Université Paris-Saclay, Université Paris Cité, CEA, CNRS, AIM, 91191 Gif-sur-Yvette, France

^⋆ Corresponding author; adam.finley@cea.fr

Received: 15 August 2024
Accepted: 30 October 2024

Abstract

Context. During the solar cycle, the Sun’s magnetic field polarity reverses due to the emergence, cancellation, and advection of magnetic flux towards the rotational poles. Flux emergence events occasionally cluster together, although it is unclear if this is due to the underlying solar dynamo or simply by chance.

Aims. Regardless of the cause, we aim to characterise how the reversal of the Sun’s magnetic field and the structure of the solar corona are influenced by nested flux emergence.

Methods. From the spherical harmonic decomposition of the Sun’s photospheric magnetic field, we identified times when the reversal of the dipole component stalls for several solar rotations.
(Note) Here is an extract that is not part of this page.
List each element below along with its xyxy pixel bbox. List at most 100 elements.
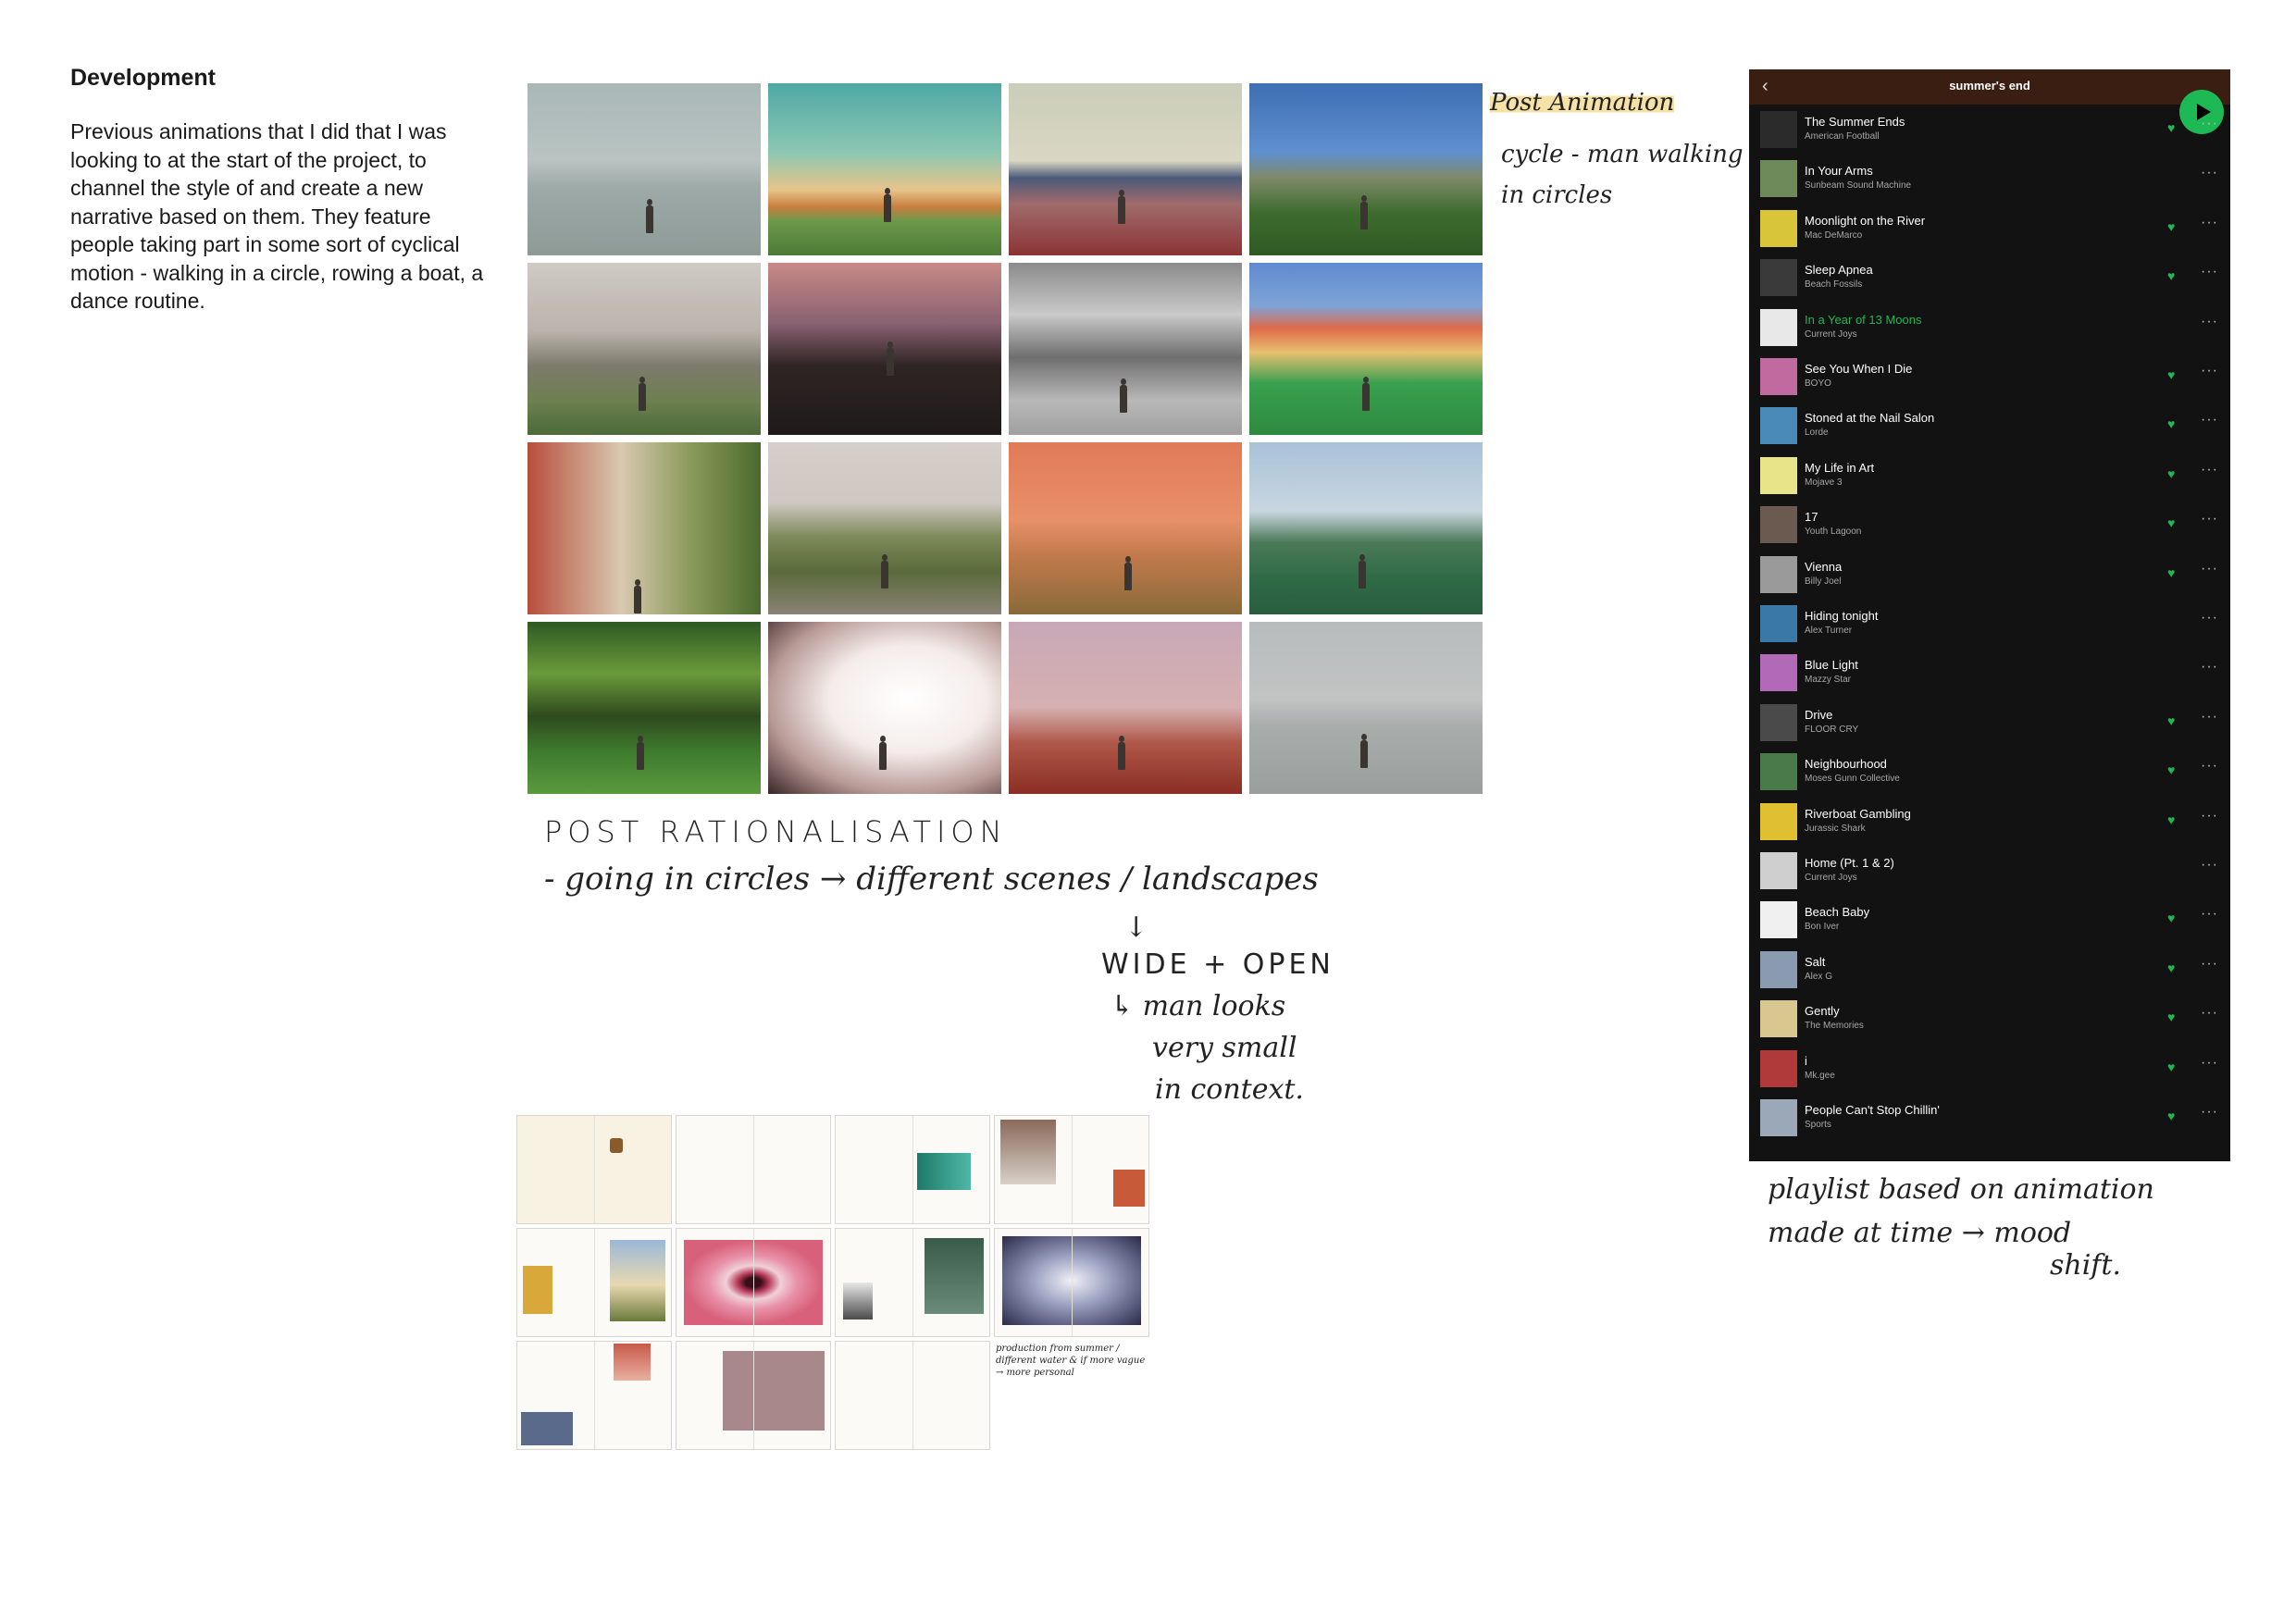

Using observations from sunspot cycle 23 to present, we located the nested active regions responsible for each stalling and explored their impact on the coronal magnetic field using potential field source surface extrapolations.

Results. Nested flux emergence has a more significant impact on the topology of the coronal magnetic field than isolated emergences as it produces a coherent (low spherical harmonic order) contribution to the photospheric magnetic field. The heliospheric current sheet, which separates oppositely directed coronal magnetic fields, can become anchored above nested active regions due to the formation of strong opposing magnetic fluxes. Further flux emergence, cancellation, differential rotation, and diffusion, then effectively advects the heliospheric current sheet and shifts the dipole axis.

Conclusions. Nested flux emergence can restrict the evolution of the heliospheric current sheet and impede the reversal of the coronal magnetic field. The sources of the solar wind can be more consistently identified around nested active regions because the magnetic field topology remains self-similar for multiple solar rotations. This highlights the importance of identifying and tracking nested active regions to guide the remote-sensing observations of modern heliophysics missions.